Herb Perez, one of 22 executive committee members, believes equal opportunity is the foundation of the Olympic movement and that Ward's membership at Augusta sends the wrong message. "We are believers in Tide IX, in women in sport, in women in leadership," says Perez. "I like Lloyd, but he cannot change [ Augusta] from the inside. I don't think he would join the Klan and try to change it from the inside."
Says USOC president Marty Mankamyer, " Lloyd Ward's membership at Augusta is not a minor issue. I intend to have it on the [executive committee] agenda as soon as I can." The executive committee next meets on Nov. 1.

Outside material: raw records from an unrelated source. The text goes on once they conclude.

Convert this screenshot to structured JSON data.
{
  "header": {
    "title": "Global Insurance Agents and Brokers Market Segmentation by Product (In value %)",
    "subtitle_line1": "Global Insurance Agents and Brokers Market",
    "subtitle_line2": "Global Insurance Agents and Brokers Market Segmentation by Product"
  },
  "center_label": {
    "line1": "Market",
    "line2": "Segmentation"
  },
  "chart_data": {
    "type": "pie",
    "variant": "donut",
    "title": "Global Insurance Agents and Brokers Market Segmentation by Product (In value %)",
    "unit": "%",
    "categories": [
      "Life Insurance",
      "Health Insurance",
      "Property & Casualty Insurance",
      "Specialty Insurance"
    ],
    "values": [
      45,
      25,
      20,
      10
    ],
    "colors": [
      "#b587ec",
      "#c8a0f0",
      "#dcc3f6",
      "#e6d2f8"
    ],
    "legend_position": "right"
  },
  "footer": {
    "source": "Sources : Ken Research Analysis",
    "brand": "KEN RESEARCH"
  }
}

Ward, a Michigan State basketball player in the late 1960s and the CEO and chairman of Maytag Corp. in 1999 and 2000, is not alone in calling for Augusta to open its doors to women. Earlier this month two other Augusta National members, Sanford Weill of Citigroup and Kenneth Chenault of American Express, issued carefully crafted statements endorsing the idea of female members. But Ward remains the favorite inside agitator of Martha Burk, the head of the National Council of Women's Organizations who has been pressuring Augasta National to admit women. "If I were a USOC board member, I'd probably give Lloyd Ward three to six months to help initiate change at Augusta," she says. "Put some sort of time frame on it. Because at some point 'working from the inside' starts to sound like an excuse for staying at the club."